Reply by Mike Harrison ●January 12, 20052005-01-12

On Wed, 12 Jan 2005 19:40:17 GMT, "Pygmi" <bronco_castor@hotmail.com> wrote:

>I just started my first time critical project with AVR's.
>And time critical meaning interrupt response times.
>So far I have been using avr-gcc (3.3.x) and I have been
>pretty happy with it.

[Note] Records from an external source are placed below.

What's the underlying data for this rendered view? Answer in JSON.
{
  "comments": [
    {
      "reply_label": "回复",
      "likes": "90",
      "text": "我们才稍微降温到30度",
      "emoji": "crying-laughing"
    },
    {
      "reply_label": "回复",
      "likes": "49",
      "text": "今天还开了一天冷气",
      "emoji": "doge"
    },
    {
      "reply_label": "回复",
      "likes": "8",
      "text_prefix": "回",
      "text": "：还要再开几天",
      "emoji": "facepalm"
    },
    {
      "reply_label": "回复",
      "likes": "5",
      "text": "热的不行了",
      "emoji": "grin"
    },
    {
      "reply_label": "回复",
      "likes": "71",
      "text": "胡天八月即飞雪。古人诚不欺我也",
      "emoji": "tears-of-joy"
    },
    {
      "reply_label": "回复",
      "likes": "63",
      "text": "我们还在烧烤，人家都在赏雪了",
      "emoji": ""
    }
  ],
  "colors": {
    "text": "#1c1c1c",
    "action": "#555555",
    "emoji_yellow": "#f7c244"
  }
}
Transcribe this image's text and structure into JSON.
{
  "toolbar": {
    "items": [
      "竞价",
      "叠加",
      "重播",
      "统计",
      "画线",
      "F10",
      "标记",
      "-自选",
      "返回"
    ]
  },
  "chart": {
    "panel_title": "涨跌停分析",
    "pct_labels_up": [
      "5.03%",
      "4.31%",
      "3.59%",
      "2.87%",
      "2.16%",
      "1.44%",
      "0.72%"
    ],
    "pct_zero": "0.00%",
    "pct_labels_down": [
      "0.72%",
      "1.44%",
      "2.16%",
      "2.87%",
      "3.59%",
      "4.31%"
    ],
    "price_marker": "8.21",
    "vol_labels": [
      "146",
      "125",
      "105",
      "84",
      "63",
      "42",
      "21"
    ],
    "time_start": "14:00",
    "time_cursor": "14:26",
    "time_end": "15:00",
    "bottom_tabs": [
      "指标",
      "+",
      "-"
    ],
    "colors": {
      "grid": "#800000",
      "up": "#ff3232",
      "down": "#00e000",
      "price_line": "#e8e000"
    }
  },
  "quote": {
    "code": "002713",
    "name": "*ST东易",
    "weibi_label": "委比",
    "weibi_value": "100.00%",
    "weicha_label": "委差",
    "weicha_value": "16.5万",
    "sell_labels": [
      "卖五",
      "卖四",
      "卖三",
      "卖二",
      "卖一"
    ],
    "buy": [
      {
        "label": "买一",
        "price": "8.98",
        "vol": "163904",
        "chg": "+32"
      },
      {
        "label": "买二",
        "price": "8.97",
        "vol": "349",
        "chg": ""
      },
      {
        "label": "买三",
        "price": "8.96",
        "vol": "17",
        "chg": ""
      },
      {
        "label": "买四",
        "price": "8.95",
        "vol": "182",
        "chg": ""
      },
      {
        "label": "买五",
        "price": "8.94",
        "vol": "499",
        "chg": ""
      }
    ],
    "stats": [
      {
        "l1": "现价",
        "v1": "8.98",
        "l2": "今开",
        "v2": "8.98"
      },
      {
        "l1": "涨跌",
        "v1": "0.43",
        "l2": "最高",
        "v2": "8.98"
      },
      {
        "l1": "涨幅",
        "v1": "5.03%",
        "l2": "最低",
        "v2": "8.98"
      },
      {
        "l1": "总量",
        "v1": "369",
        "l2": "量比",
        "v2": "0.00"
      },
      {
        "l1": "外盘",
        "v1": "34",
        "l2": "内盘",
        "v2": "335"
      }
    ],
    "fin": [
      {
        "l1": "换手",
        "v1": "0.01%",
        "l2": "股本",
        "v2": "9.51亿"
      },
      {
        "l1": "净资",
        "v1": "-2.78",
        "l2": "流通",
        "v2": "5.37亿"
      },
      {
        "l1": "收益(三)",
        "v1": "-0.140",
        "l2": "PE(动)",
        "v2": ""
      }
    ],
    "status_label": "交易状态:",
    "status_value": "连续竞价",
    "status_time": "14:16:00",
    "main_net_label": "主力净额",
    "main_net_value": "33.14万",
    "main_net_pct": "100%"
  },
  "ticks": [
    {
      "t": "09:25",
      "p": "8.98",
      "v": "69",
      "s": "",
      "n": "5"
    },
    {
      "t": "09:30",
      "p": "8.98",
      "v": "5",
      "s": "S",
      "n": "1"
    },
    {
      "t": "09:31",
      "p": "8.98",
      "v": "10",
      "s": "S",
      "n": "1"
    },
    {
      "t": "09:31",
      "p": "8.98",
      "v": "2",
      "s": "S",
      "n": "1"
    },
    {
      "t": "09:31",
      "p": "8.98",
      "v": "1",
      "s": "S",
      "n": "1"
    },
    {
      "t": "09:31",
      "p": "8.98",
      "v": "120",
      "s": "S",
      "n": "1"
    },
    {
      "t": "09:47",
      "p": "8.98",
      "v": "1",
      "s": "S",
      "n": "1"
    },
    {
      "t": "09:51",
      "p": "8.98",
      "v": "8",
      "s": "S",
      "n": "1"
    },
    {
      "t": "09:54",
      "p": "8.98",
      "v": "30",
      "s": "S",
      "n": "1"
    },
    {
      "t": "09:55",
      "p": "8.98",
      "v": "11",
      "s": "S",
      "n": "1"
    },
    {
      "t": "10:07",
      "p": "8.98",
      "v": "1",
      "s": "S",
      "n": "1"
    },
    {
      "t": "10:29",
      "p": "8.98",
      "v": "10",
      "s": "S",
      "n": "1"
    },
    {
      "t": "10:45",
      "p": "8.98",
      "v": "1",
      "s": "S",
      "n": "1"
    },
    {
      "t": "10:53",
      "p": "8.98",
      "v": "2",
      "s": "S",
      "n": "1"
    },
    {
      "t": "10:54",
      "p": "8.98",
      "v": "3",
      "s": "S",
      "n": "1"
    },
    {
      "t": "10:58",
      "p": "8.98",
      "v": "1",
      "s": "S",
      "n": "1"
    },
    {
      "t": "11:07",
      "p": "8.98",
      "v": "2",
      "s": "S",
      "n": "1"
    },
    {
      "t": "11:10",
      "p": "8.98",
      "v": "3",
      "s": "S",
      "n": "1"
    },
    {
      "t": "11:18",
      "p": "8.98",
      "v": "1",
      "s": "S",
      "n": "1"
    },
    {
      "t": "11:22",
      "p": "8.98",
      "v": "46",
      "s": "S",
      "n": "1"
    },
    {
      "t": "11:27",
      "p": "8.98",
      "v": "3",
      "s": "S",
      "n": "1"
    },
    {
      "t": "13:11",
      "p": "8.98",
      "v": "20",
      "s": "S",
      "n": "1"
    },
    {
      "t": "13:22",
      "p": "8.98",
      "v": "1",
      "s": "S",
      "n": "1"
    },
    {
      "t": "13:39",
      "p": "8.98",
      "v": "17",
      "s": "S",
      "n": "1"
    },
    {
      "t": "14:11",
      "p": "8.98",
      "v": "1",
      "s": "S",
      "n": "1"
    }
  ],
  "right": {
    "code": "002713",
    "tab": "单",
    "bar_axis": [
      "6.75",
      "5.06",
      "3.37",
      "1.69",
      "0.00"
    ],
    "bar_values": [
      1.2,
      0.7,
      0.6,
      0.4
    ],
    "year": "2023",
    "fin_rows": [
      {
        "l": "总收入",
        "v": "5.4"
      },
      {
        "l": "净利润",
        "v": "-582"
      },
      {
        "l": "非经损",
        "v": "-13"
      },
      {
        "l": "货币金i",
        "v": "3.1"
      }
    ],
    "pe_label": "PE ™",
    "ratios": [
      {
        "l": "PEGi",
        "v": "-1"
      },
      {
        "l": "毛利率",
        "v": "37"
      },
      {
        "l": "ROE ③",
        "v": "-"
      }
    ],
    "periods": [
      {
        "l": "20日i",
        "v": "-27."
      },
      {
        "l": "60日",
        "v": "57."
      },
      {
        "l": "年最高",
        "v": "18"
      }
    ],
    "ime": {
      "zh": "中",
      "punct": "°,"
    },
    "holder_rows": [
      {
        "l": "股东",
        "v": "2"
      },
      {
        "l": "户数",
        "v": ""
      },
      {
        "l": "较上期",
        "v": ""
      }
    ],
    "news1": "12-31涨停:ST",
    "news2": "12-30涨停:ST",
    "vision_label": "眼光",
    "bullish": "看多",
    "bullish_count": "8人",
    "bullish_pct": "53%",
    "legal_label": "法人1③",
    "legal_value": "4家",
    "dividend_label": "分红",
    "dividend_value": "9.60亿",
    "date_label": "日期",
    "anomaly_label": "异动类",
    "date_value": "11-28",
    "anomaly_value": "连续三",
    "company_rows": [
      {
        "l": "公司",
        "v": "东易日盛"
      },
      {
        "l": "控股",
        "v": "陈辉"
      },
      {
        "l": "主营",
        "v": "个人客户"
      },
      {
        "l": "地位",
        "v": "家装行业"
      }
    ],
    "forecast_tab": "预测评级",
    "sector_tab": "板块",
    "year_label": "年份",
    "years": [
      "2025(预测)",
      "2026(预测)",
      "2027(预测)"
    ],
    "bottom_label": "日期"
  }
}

And I have written ALL code in C.

For the lowest latency, the fastest way is to dedicate some registers for use only within the
interrupt code - that way you don't have to push/pop anything, just copy status to a register.

If you can tell your C compiler to never use certain registers in foreground code, and write your
int code in assembler, this will give the fastest response. 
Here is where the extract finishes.